Bardağın dolu yanıysa, Obama'nın çok net biçimde 'Esed'siz çözüm'ün altını çizmesiydi. Nitekim Suriye muhalefetinin ve Türkiye gibi muhalefete açıktan destek veren ülkelerin de kırmızı çizgisi buydu. Esed'i dışarda bırakan ama Baas kadrolarından eli nispeten daha temiz kalmış olanları içleyen bir ara geçiş süreci üzerinde mutabık kalınmış olmalı.

Bunun hükümet için bir geri adım olduğunu iddia edenler, geçtiğimiz sene Ekim ayında, Davutoğlu'nun, Esed'in başkan yardımcısı Faruk Şara'yı geçiş hükümetinin başkanı olarak önerdiğini ya unutuyorlar ya da unutturmak istiyorlar. Şu sözler Davutoğlu'na aittir: 'Esed'ın temsilcileri şeklinde değil, devletin, sistemin temsilcileri, ya da, yani şu anki diyelim, bazı eli kana bulaşmamış olan. Riyad Hicab kalmış olsaydı olurdu, Faruk Şara olabilir. Muhalefet de bu isimleri kabule yatkın. Beşar Esed ailesinin Suriye'deki son 20-30 yıl içinde sistemi anlama, yönetme kabiliyeti kadar da Faruk Şara'nın var. Ama Faruk Şara gayet akıllı ve vicdanlı bir tutumla bu son olaylarda, katliamların içinde yer almadı. Ama sistemi herhalde Faruk Şara'dan daha iyi bilen yok.'

Peki, 'II. Cenevre Konferansı'nda ne olacak?

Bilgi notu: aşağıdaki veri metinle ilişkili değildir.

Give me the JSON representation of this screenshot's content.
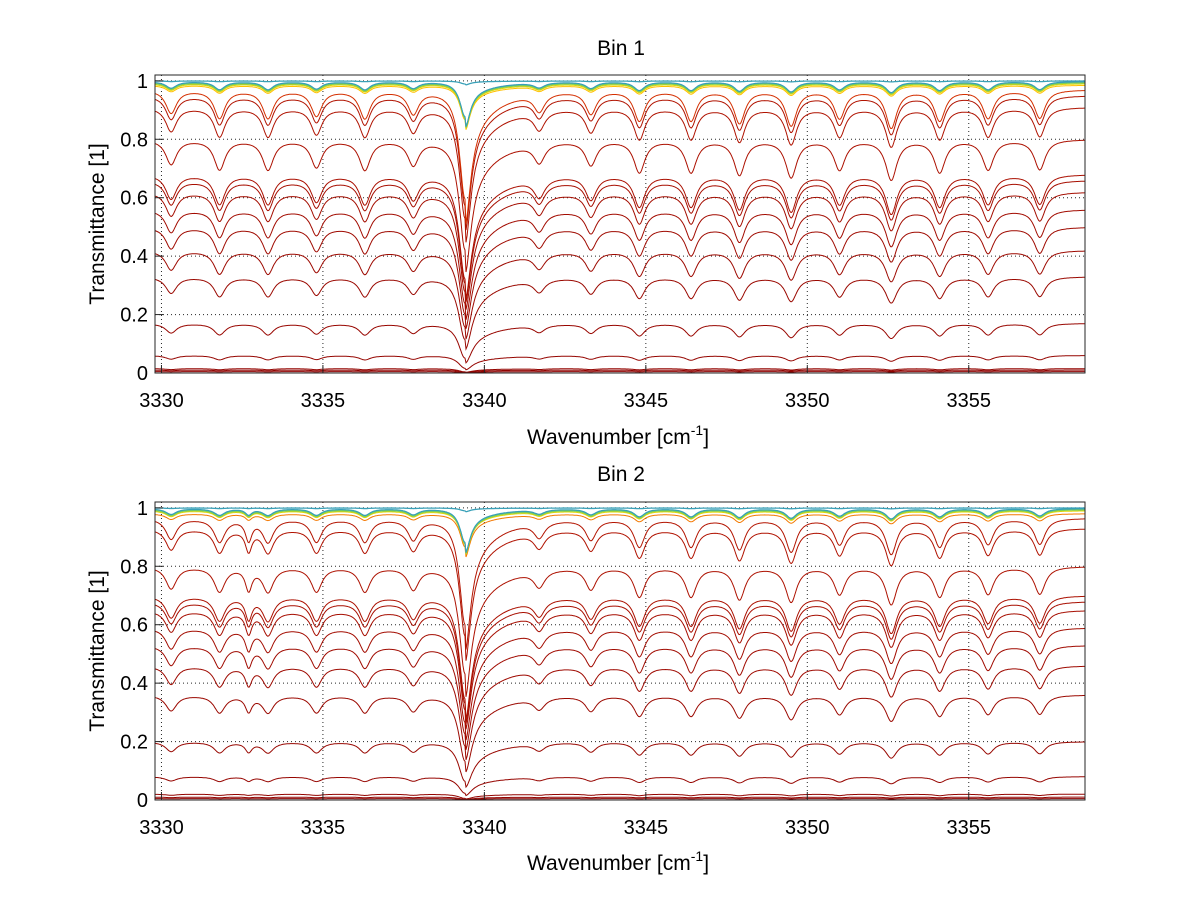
{
  "chart_data": [
    {
      "type": "line",
      "title": "Bin 1",
      "xlabel": {
        "text": "Wavenumber [cm",
        "sup": "-1",
        "suffix": "]"
      },
      "ylabel": "Transmittance [1]",
      "xlim": [
        3329.8,
        3358.6
      ],
      "ylim": [
        0,
        1.02
      ],
      "xticks": [
        3330,
        3335,
        3340,
        3345,
        3350,
        3355
      ],
      "xtick_labels": [
        "3330",
        "3335",
        "3340",
        "3345",
        "3350",
        "3355"
      ],
      "yticks": [
        0,
        0.2,
        0.4,
        0.6,
        0.8,
        1
      ],
      "ytick_labels": [
        "0",
        "0.2",
        "0.4",
        "0.6",
        "0.8",
        "1"
      ],
      "grid": true,
      "legend": "none",
      "colormap": [
        "#8b0000",
        "#c81e00",
        "#e04000",
        "#f06400",
        "#f88c00",
        "#ffb000",
        "#ffd000",
        "#c8e000",
        "#40c0a0",
        "#3080d0"
      ],
      "strong_line": {
        "center": 3339.4,
        "depth": 0.85,
        "width": 0.18
      },
      "weak_lines": [
        {
          "center": 3330.3,
          "depth": 0.45,
          "width": 0.2
        },
        {
          "center": 3331.8,
          "depth": 0.55,
          "width": 0.2
        },
        {
          "center": 3333.3,
          "depth": 0.55,
          "width": 0.2
        },
        {
          "center": 3334.8,
          "depth": 0.5,
          "width": 0.2
        },
        {
          "center": 3336.3,
          "depth": 0.55,
          "width": 0.2
        },
        {
          "center": 3337.8,
          "depth": 0.45,
          "width": 0.2
        },
        {
          "center": 3341.7,
          "depth": 0.35,
          "width": 0.2
        },
        {
          "center": 3343.3,
          "depth": 0.45,
          "width": 0.2
        },
        {
          "center": 3344.8,
          "depth": 0.6,
          "width": 0.2
        },
        {
          "center": 3346.4,
          "depth": 0.6,
          "width": 0.2
        },
        {
          "center": 3347.9,
          "depth": 0.65,
          "width": 0.2
        },
        {
          "center": 3349.5,
          "depth": 0.7,
          "width": 0.2
        },
        {
          "center": 3351.0,
          "depth": 0.55,
          "width": 0.2
        },
        {
          "center": 3352.6,
          "depth": 0.75,
          "width": 0.2
        },
        {
          "center": 3354.1,
          "depth": 0.6,
          "width": 0.2
        },
        {
          "center": 3355.6,
          "depth": 0.55,
          "width": 0.2
        },
        {
          "center": 3357.2,
          "depth": 0.55,
          "width": 0.2
        }
      ],
      "series_baselines": [
        0.0,
        0.005,
        0.01,
        0.015,
        0.06,
        0.17,
        0.33,
        0.42,
        0.5,
        0.56,
        0.62,
        0.66,
        0.68,
        0.8,
        0.91,
        0.95,
        0.97,
        0.985,
        0.99,
        0.993,
        0.995,
        0.997,
        0.998,
        0.999,
        1.0
      ]
    },
    {
      "type": "line",
      "title": "Bin 2",
      "xlabel": {
        "text": "Wavenumber [cm",
        "sup": "-1",
        "suffix": "]"
      },
      "ylabel": "Transmittance [1]",
      "xlim": [
        3329.8,
        3358.6
      ],
      "ylim": [
        0,
        1.02
      ],
      "xticks": [
        3330,
        3335,
        3340,
        3345,
        3350,
        3355
      ],
      "xtick_labels": [
        "3330",
        "3335",
        "3340",
        "3345",
        "3350",
        "3355"
      ],
      "yticks": [
        0,
        0.2,
        0.4,
        0.6,
        0.8,
        1
      ],
      "ytick_labels": [
        "0",
        "0.2",
        "0.4",
        "0.6",
        "0.8",
        "1"
      ],
      "grid": true,
      "legend": "none",
      "colormap": [
        "#8b0000",
        "#c81e00",
        "#e04000",
        "#f06400",
        "#f88c00",
        "#ffb000",
        "#ffd000",
        "#c8e000",
        "#40c0a0",
        "#3080d0"
      ],
      "strong_line": {
        "center": 3339.4,
        "depth": 0.82,
        "width": 0.18
      },
      "weak_lines": [
        {
          "center": 3330.3,
          "depth": 0.4,
          "width": 0.2
        },
        {
          "center": 3331.8,
          "depth": 0.45,
          "width": 0.2
        },
        {
          "center": 3332.7,
          "depth": 0.4,
          "width": 0.12
        },
        {
          "center": 3333.3,
          "depth": 0.45,
          "width": 0.2
        },
        {
          "center": 3334.8,
          "depth": 0.45,
          "width": 0.2
        },
        {
          "center": 3336.3,
          "depth": 0.45,
          "width": 0.2
        },
        {
          "center": 3337.8,
          "depth": 0.4,
          "width": 0.2
        },
        {
          "center": 3341.7,
          "depth": 0.3,
          "width": 0.2
        },
        {
          "center": 3343.3,
          "depth": 0.4,
          "width": 0.2
        },
        {
          "center": 3344.8,
          "depth": 0.55,
          "width": 0.2
        },
        {
          "center": 3346.4,
          "depth": 0.55,
          "width": 0.2
        },
        {
          "center": 3347.9,
          "depth": 0.6,
          "width": 0.2
        },
        {
          "center": 3349.5,
          "depth": 0.65,
          "width": 0.2
        },
        {
          "center": 3351.0,
          "depth": 0.5,
          "width": 0.2
        },
        {
          "center": 3352.6,
          "depth": 0.7,
          "width": 0.2
        },
        {
          "center": 3354.1,
          "depth": 0.55,
          "width": 0.2
        },
        {
          "center": 3355.6,
          "depth": 0.5,
          "width": 0.2
        },
        {
          "center": 3357.2,
          "depth": 0.5,
          "width": 0.2
        }
      ],
      "series_baselines": [
        0.0,
        0.005,
        0.01,
        0.02,
        0.08,
        0.2,
        0.36,
        0.46,
        0.53,
        0.59,
        0.65,
        0.68,
        0.7,
        0.8,
        0.93,
        0.965,
        0.98,
        0.99,
        0.993,
        0.995,
        0.997,
        0.998,
        0.999,
        1.0
      ]
    }
  ]
}
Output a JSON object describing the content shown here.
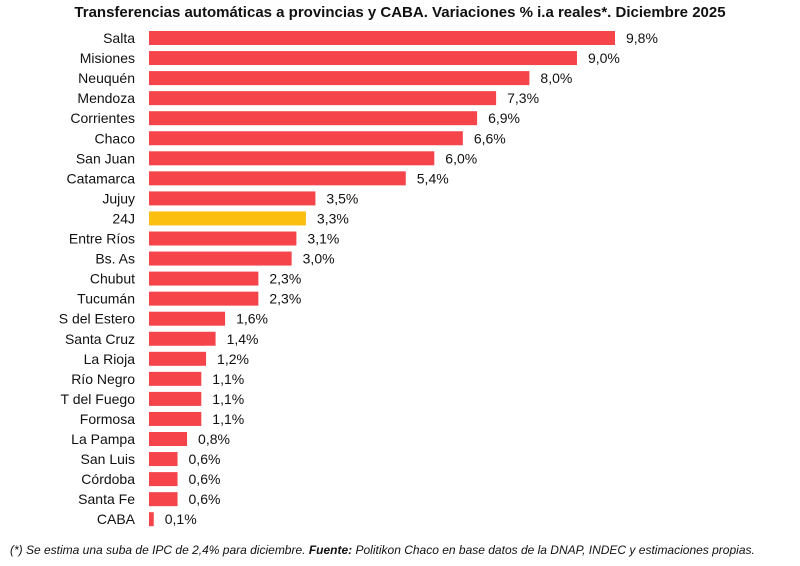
{
  "chart_data": {
    "type": "bar",
    "orientation": "horizontal",
    "title": "Transferencias automáticas a provincias y CABA. Variaciones % i.a reales*. Diciembre 2025",
    "categories": [
      "Salta",
      "Misiones",
      "Neuquén",
      "Mendoza",
      "Corrientes",
      "Chaco",
      "San Juan",
      "Catamarca",
      "Jujuy",
      "24J",
      "Entre Ríos",
      "Bs. As",
      "Chubut",
      "Tucumán",
      "S del Estero",
      "Santa Cruz",
      "La Rioja",
      "Río Negro",
      "T del Fuego",
      "Formosa",
      "La Pampa",
      "San Luis",
      "Córdoba",
      "Santa Fe",
      "CABA"
    ],
    "values": [
      9.8,
      9.0,
      8.0,
      7.3,
      6.9,
      6.6,
      6.0,
      5.4,
      3.5,
      3.3,
      3.1,
      3.0,
      2.3,
      2.3,
      1.6,
      1.4,
      1.2,
      1.1,
      1.1,
      1.1,
      0.8,
      0.6,
      0.6,
      0.6,
      0.1
    ],
    "value_labels": [
      "9,8%",
      "9,0%",
      "8,0%",
      "7,3%",
      "6,9%",
      "6,6%",
      "6,0%",
      "5,4%",
      "3,5%",
      "3,3%",
      "3,1%",
      "3,0%",
      "2,3%",
      "2,3%",
      "1,6%",
      "1,4%",
      "1,2%",
      "1,1%",
      "1,1%",
      "1,1%",
      "0,8%",
      "0,6%",
      "0,6%",
      "0,6%",
      "0,1%"
    ],
    "highlight_category": "24J",
    "xlim": [
      0,
      9.8
    ],
    "grid": false,
    "colors": {
      "bar": "#f5454b",
      "highlight": "#fbbf0f"
    }
  },
  "footnote": {
    "note": "(*) Se estima una suba de IPC de 2,4% para diciembre. ",
    "source_label": "Fuente:",
    "source_text": " Politikon Chaco en base datos de la DNAP, INDEC y estimaciones propias."
  }
}
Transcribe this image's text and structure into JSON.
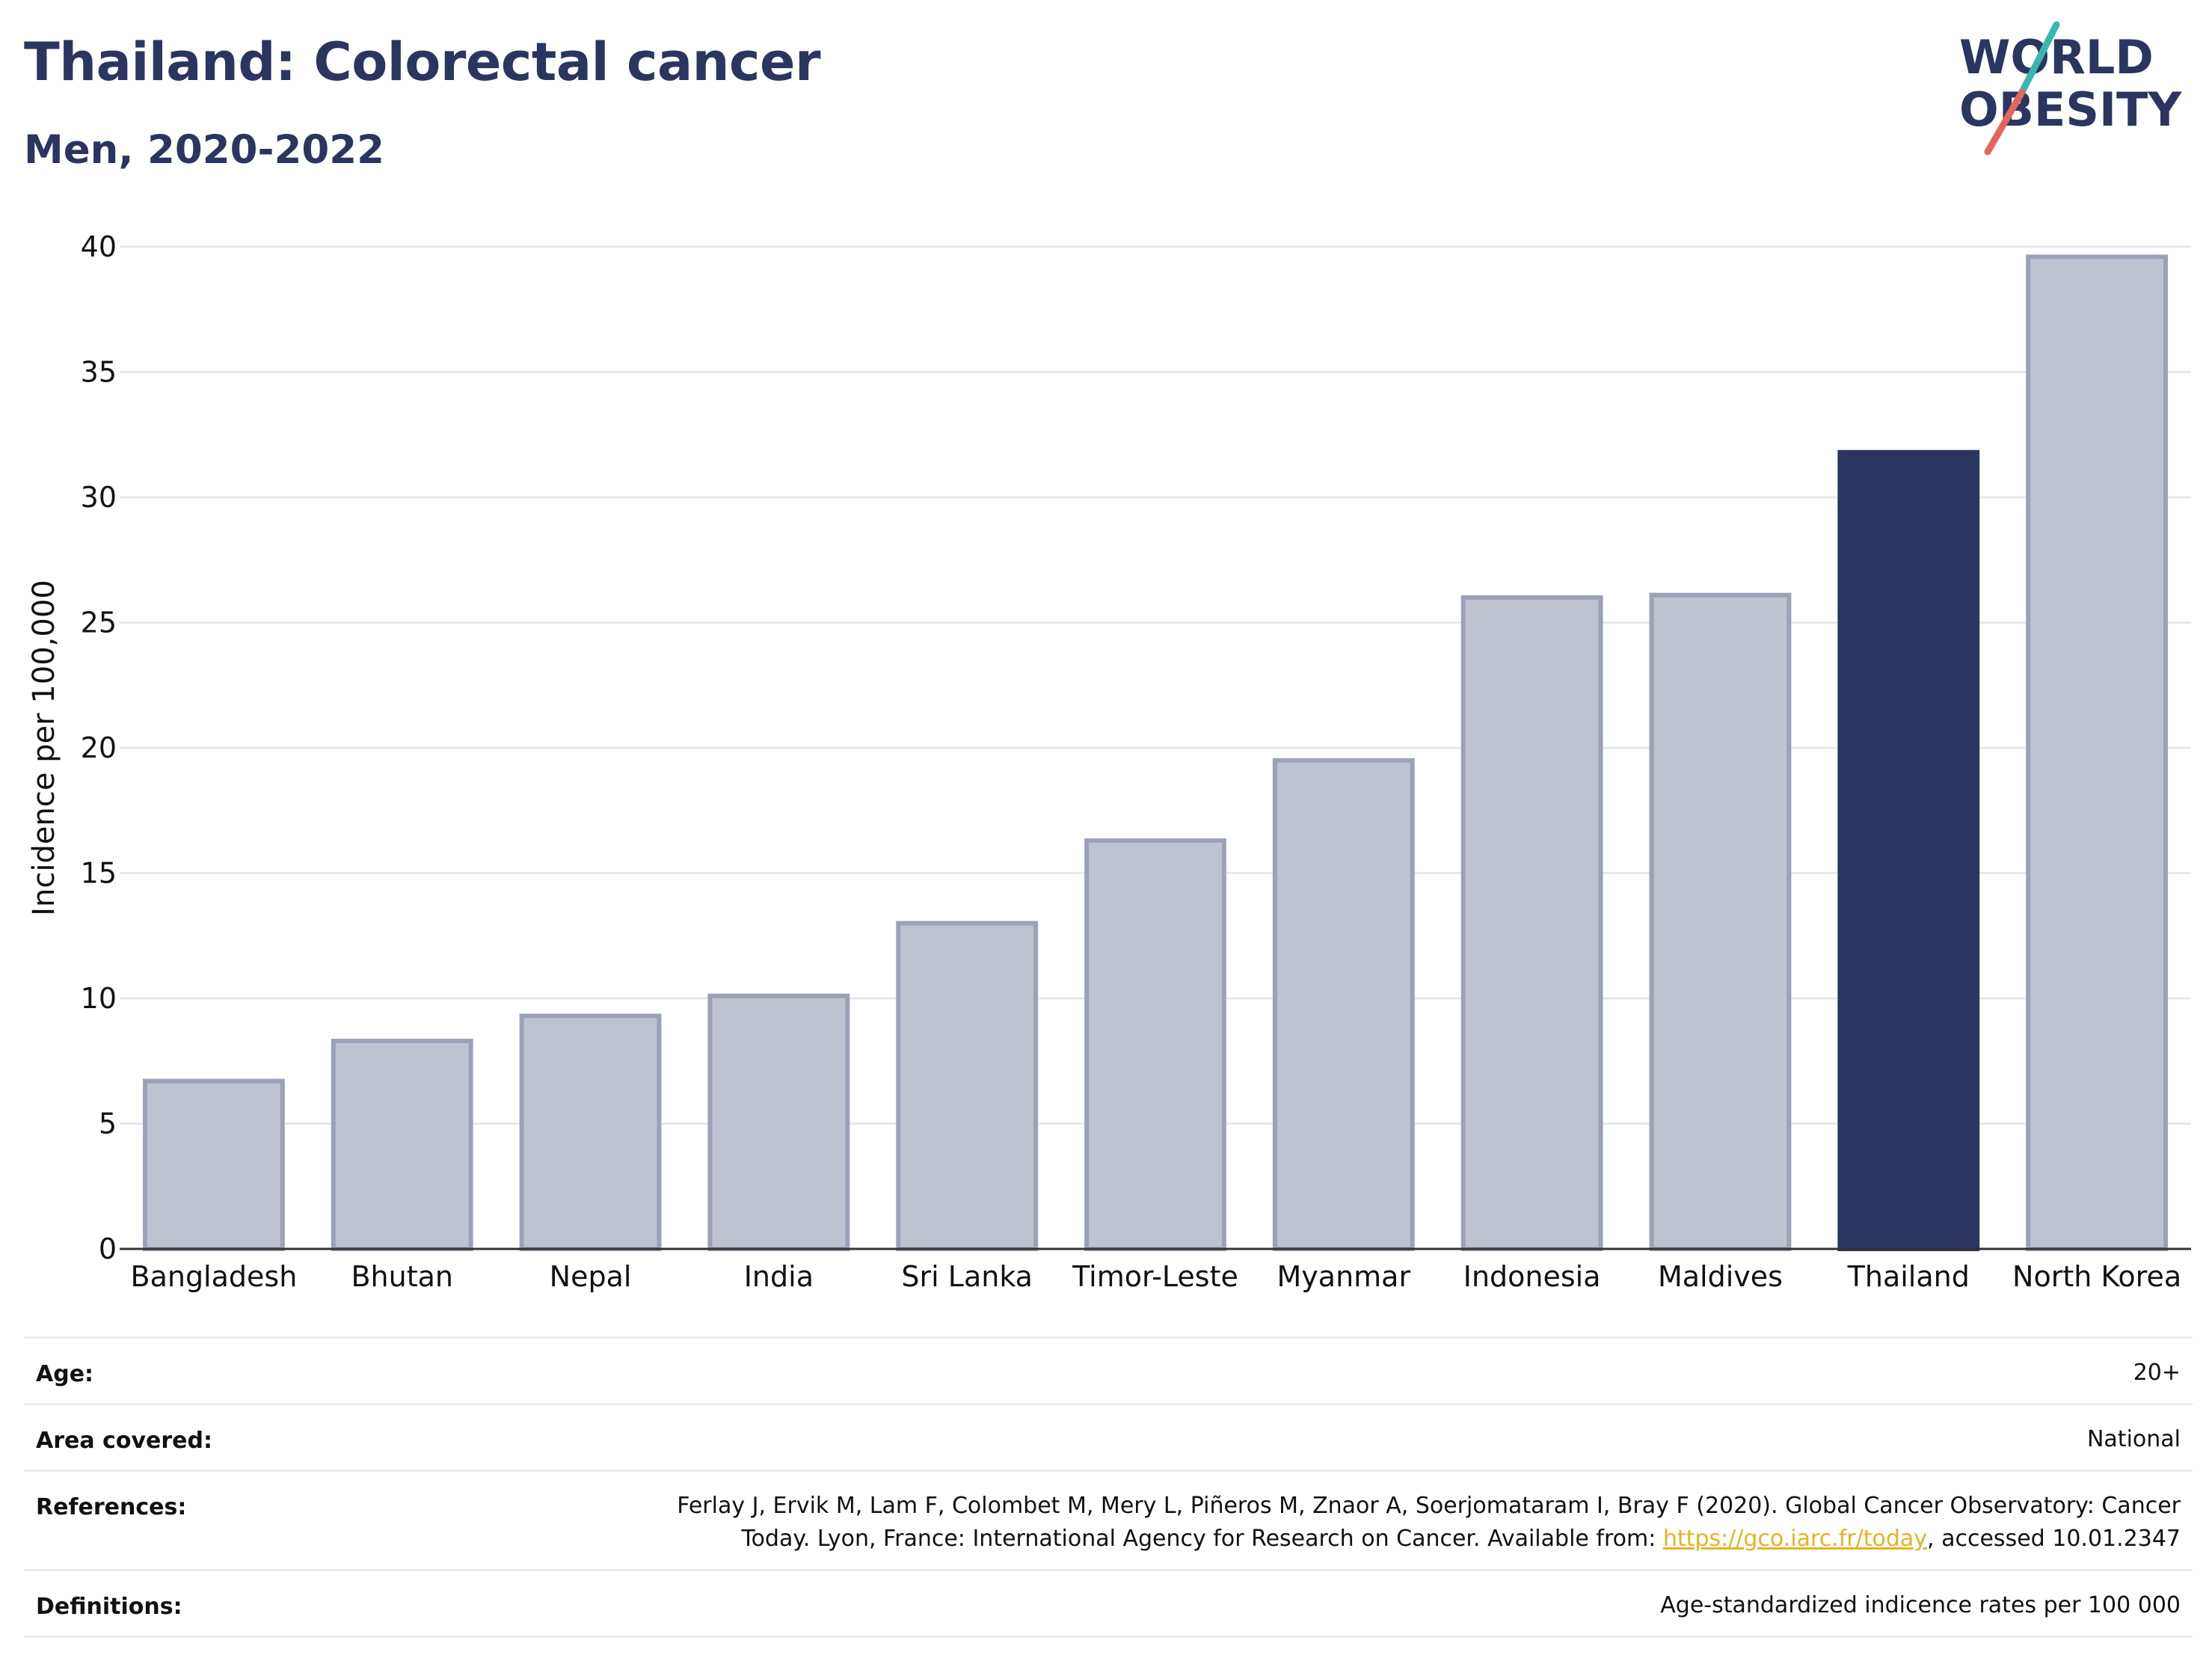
{
  "title": "Thailand: Colorectal cancer",
  "subtitle": "Men, 2020-2022",
  "logo": {
    "line1": "WORLD",
    "line2": "OBESITY",
    "icon": "world-obesity-logo"
  },
  "colors": {
    "highlight": "#2a3560",
    "bar": "#bfc3d0",
    "bar_border": "#9ba2b8",
    "logo_slash_top": "#3ab5b0",
    "logo_slash_bottom": "#e2665a"
  },
  "chart_data": {
    "type": "bar",
    "categories": [
      "Bangladesh",
      "Bhutan",
      "Nepal",
      "India",
      "Sri Lanka",
      "Timor-Leste",
      "Myanmar",
      "Indonesia",
      "Maldives",
      "Thailand",
      "North Korea"
    ],
    "values": [
      6.7,
      8.3,
      9.3,
      10.1,
      13.0,
      16.3,
      19.5,
      26.0,
      26.1,
      31.8,
      39.6
    ],
    "highlight": "Thailand",
    "ylabel": "Incidence per 100,000",
    "xlabel": "",
    "ylim": [
      0,
      40
    ],
    "yticks": [
      0,
      5,
      10,
      15,
      20,
      25,
      30,
      35,
      40
    ],
    "grid": true
  },
  "meta": [
    {
      "label": "Age:",
      "value": "20+"
    },
    {
      "label": "Area covered:",
      "value": "National"
    },
    {
      "label": "References:",
      "value_line1": "Ferlay J, Ervik M, Lam F, Colombet M, Mery L, Piñeros M, Znaor A, Soerjomataram I, Bray F (2020). Global Cancer Observatory: Cancer",
      "value_line2_pre": "Today. Lyon, France: International Agency for Research on Cancer. Available from: ",
      "link": "https://gco.iarc.fr/today",
      "value_line2_post": ", accessed 10.01.2347"
    },
    {
      "label": "Definitions:",
      "value": "Age-standardized indicence rates per 100 000"
    }
  ]
}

Rusya'ya Güney Akdeniz'deki çıkarlarına halel gelmeyeceği noktasında güvence verilerek iknasına çalışılacak. Libya'da yaşadığı hayal kırıklığından sonra zor ama mümkün.

Amerika'ya, silah yardımı yapması halinde, bunların Nusra Cephesi gibi uygulamalarıyla Suriye muhalefetini de iyiden iyiye rahatsız eden  'radikal' grupların eline geçmeyeceği hususunda güvence verilecek. Ancak ABD, bu gruplar tasfiye edilmeden ikna olacağa benzemiyor. Belki bu hususta 'yardım' bile istenebilir.

Ve Suriye muhalefeti, olabildiğince İhvan etkisinden sıyırılmaya çalışılacak. 'Az Müslüman, çok seküler' etkinin hissedildiği bir oluşum 'üretilmeye' çabalanacak. Sanırım bu tencere-kapak uyuşmazlığını, muhalifler halkın menfaati adına katlanılması gereken bir merhale olarak göreceklerdir. Şahsî kanaatim görmelilerdir. Maya sağlam olduğu müddetçe, yoğurt kesilmez nasıl olsa.

Tabii Esed'in adamlarının eli de armut toplamayacak. Sahada hâlen hakim oldukları alanlardan aldıkları gücü masada kullanacaklar. Muhalefetin eksik ve yanlışlarını köpürtüp Esed'siz bir çözümün neden mümkün olmadığını, iyi sonuçlar doğuramayacağını anlatıp, 2014 seçimlerinde Esed'in şartsız koşulsuz aday olması için uğraşacaklar.

Yani görmek isteyenler için bardak yarı dolu, yarı boş. Katar Başbakanı'nın dediği gibi, neticede dünya konferanstan konferansa koşarken, Suriye'deki katliamlara her gün bir yenisi daha ekleniyor. Asla dolmayacak olan kısımsa bu olsa gerek.